Selepas mengunjungi Jabal Rahmah, kami ke Arafah. Tempat perkumpulan manusia dari berbagai ras dan suku bangsa saat musim haji tiba. Tentu saja, saat kami berkunjung ke sana, Arafah tampak sepi. Hanya terlihat tenda-tenda putih yang kerap kali digunakan jem’aah saat wukuf di musim haji.

Pembangunan pun tak hanya terjadi pada Masjidil Haram dan sekitarnya.Di Arafah, tanda-tanda bahwa pemerintah setempat sedang merekonstruksi pun jelas terlihat. Tak jauh dari lokasi wukuf, terlihat jejeran tiang-tiang pancang berukuran besar. Tiang-tiang itu merupakan cikal bakal project monorail yang akan menghubungkan Arafah, Mina dan Muzdalifah. Proyek diperkirakan akan rampung 5 tahun ke depan. Monorail ini diharapkan mampu meminimalisir kepadatan atau kemacetan yang selalu saja terjadi saat musim haji.

Satu hal lagi yang menarik pemandangan mata saya, kota Mekkah yang terkenal tandus, kini sudah banyak ditumbuhi tumbuhan hijau. Meski tak banyak wilayah yang diselimuti tumbuhan, tapi taman bunga dan rerumputan sudah bisa kita nikmati di tengah-tengah kota. Konon, untuk menghijaukan kota Mekkah, pemerintahnya harus mengimpor rumput dan bunga tadi dari Thailand dengan harga yang tidak murah. Ah! Nikmat Tuhan manakah yang mampu masyarakat Indonesia dustakan? Jika negaranya dianugerahi tanah subur dengan segala keindahan tumbuhan yang hijau.

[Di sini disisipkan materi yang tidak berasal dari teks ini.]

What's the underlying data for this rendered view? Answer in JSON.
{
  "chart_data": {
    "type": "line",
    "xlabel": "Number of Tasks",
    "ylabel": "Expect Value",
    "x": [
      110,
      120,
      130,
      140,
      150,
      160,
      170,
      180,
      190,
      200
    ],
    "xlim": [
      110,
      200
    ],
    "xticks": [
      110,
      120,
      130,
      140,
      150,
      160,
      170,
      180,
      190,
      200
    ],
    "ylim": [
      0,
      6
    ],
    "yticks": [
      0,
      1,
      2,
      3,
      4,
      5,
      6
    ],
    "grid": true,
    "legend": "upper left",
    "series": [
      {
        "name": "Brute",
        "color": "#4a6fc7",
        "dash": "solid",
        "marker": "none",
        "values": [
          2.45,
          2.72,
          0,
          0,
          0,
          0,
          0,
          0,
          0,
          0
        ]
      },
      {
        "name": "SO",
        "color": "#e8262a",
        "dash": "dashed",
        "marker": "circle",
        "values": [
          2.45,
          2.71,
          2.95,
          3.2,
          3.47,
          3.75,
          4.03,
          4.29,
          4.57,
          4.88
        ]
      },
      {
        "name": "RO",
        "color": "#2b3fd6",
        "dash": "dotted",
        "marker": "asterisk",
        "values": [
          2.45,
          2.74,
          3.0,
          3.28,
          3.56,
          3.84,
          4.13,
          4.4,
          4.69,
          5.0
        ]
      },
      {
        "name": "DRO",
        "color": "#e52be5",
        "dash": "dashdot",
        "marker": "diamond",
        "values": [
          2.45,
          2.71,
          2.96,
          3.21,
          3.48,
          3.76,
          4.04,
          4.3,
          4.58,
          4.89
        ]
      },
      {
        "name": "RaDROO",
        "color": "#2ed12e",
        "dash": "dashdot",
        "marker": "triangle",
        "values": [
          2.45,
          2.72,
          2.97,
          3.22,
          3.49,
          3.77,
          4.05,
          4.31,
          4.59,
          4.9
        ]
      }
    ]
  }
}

Setelah hampir seharian berkeliling Kota Mekkah, kami ber-miqot lagi, miqot kali ini dilakukan di sebuah masjid di Ja’ronah. Bagi saya yang sejak kedatangan di Mekkah belum menuntaskan rangkaian umroh, maka miqot ini merupakan niat untuk berumroh wajib, sedangkan untuk jemaah lainnya, miqot ini dilakukan untuk berumroh sunnah.



Lagi-lagi saya harus menelan kesedihan. Miqot saya terpaksa dibatalkan karena menstruasi saya yang belum usai. Tidak terbayangkan penyesalannya jika nanti saya harus meninggalkan tanah haram tanpa menuntaskan umroh wajib. Sambil berdoa, saya terus memohon tobat kalau-kalau kejadian ini merupakan teguran dari kekhilafan saya.

Saya ingat, saat masih di tanah air, mama yang mengetahui jadwal mens saya bersamaan dengan jadwal keberangkatan umroh, ribut sekali memaksa saya mengkonsumsi ini itu untuk mempercepat siklus mens saya. Saya yang tidak bisa sabar menghadapi keribetan mama itu, sempat berucap dengan nada ketus :”Ya sudahlah mama, kalaupun nanti mens di sana, anggap saja jalan-jalan nemenin mama ibadah.”
Mengingat hal tersebut, saya tidak henti beristighfar memohon ampunan-Nya. Karena jika saja ucapan saya itu terkabul, entah bagaimana penyesalan saya. Bayangkan, jauh-jauh mengunjungi tanah haram, sedikitpun rangkaian umroh wajib tak mampu saya selesaikan. Saya tak berhenti berbisik kepada Tuhan : “Ya Allah, hamba mau menuntaskan rangkaian umroh hamba di tanah haram-Mu dengan sempurna”

Mintalah kepada-Ku, maka (pasti) akan kuperkenankan. Tuhan tak pernah mengingkari janji-Nya. Alhamdulillah, tepat di hari terakhir saya di Mekkah, mens saya berhenti. Di malam itu pula saya bisa menyelesaikan rangkaian umroh saya dengan (insya allah) sempurna. Allahu Akbar!
Tak ada yang lebih menyedihkan selain meninggalkan kehikmatan bercinta dengan pencipta. Namun. rela-tak rela, mau tak mau saya harus pergi meninggalkan kota dengan seribu kemuliaann ini, Mekkah al-Mukarromah. Sampai kapanpun, saya akan selalu rindu dengan kedahsyatan perasaan yang tidak mampu terlukiskan ini. Perasaan damai yang mampu membuat saya mengurai air mata tanpa sedikitpun saya tahu apa penyebabnya. Perasaan haru dan bahagia yang tak bernilai saat mampu menatap, mencium dan berdoa dengan sepuas hati di hadapan bangunan warisan Nabi Ibrahim as itu.

Demi Tuhan, ijinkan saya kembali dalam keadaan yang lebih baik Ya Ghafaar.